The authority to conduct administrative investigation and to impose preventive
suspension over elective provincial or city officials was at that time entrusted to
the Minister of Local Government until it became concurrent with the
Ombudsman upon the enactment of R.A. No. 6770, specifically under Sections
21 and 24 thereof, to the extent of the common grant. The Local Government
Code of 1991 (R.A. No. 7160), in fine, did not effect a change from what already
prevailed, the modification being only in the substitution of the Secretary (the
Minister) of Local Government by the Office of the President.
GANZON VS CA
200 SCRA 271 (1991)
The Court held that Ganzon can be allowed the benefit of simultaneous service of
the three separate preventive suspension orders.
BUNYE VS ESCAREAL
226 SCRA 332 (1993)
Preventive suspension is mandatory under Section 13 of RA 3019.
Such suspension may not exceed the maximum period of ninety (90) days fixed
in Section 42 of P.D. No. 807. [Pimentel vs Garchitorena, 208 SCRA 122 (1992)
citing Deloso vs. Sandiganbayan, 173 SCRA 409; Doromal vs. Sandiganbayan,
177 SCRA 354; and Gonzaga vs. Sandiganbayan, G.R. No. 96I31, September 6,
1991]
ALDOVINO, EL. AL. vs comelec
GR No. 184836, 23 December 2009
Preventive suspension, by its nature, does not involve an effective interruption of
a term and should therefore not be a reason to avoid the three term limitation.

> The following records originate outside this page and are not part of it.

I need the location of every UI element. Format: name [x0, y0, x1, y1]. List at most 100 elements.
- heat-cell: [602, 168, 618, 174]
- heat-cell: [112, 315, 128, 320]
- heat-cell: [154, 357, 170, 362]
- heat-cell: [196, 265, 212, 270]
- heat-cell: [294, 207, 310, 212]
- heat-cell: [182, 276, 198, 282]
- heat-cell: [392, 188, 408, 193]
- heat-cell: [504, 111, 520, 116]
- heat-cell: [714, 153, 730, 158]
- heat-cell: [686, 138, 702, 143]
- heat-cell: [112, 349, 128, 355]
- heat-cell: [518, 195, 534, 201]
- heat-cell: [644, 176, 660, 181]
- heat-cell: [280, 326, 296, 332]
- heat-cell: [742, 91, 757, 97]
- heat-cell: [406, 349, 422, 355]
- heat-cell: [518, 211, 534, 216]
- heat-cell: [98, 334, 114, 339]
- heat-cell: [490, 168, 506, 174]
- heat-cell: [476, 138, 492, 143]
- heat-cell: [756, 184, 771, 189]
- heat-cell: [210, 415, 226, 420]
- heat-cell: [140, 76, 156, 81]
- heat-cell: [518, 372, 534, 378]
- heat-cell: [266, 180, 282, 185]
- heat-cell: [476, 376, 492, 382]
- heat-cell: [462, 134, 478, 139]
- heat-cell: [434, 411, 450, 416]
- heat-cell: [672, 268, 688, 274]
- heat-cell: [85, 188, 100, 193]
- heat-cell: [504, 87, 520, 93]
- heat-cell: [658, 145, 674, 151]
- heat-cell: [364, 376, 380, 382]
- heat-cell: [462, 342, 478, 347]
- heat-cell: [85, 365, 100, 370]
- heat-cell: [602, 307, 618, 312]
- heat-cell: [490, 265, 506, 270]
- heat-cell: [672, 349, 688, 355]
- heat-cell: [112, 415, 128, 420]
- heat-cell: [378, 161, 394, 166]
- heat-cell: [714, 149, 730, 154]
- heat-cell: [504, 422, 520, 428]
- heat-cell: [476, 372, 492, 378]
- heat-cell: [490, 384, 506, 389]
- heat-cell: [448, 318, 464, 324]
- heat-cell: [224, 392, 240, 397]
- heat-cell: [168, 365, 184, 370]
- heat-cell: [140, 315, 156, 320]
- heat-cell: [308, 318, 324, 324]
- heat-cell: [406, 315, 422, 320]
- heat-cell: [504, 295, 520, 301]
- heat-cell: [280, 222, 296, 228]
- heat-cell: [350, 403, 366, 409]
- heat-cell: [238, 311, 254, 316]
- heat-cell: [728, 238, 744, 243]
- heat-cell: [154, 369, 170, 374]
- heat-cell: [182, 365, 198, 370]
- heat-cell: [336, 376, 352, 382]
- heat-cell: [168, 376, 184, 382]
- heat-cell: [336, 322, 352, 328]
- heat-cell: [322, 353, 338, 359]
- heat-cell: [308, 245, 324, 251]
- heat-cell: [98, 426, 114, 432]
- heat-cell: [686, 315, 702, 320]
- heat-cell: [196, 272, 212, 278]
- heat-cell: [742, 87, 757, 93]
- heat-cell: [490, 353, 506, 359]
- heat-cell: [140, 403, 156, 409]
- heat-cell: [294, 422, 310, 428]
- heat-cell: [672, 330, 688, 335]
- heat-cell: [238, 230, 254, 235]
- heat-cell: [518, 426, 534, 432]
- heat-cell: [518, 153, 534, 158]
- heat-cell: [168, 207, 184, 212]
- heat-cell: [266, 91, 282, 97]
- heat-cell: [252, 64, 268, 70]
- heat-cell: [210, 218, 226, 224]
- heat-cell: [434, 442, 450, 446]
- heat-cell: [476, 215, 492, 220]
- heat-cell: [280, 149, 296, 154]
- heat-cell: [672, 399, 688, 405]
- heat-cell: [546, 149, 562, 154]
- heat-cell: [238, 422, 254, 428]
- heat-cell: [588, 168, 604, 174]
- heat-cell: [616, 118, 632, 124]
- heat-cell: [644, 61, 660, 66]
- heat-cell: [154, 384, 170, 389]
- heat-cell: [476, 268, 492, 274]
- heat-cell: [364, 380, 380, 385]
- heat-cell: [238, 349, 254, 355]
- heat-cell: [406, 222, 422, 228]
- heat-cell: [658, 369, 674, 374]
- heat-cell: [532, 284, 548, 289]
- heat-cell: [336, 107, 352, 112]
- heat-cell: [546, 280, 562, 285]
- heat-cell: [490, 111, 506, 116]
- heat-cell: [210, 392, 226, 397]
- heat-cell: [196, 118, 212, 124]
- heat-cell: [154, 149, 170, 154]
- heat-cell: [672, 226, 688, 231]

The punong barangay, the sangguniang barangay member, the sangguniang kabataan
chairman, the barangay treasurer, and the barangay secretary shall be entitled to such
compensation, allowances, emoluments, and such other privileges as provided under
Title One Book III of this Code.
Elective local officials shall be entitled to the same leave privileges as those enjoyed by
appointive local officials, including the cumulation and commutation thereof.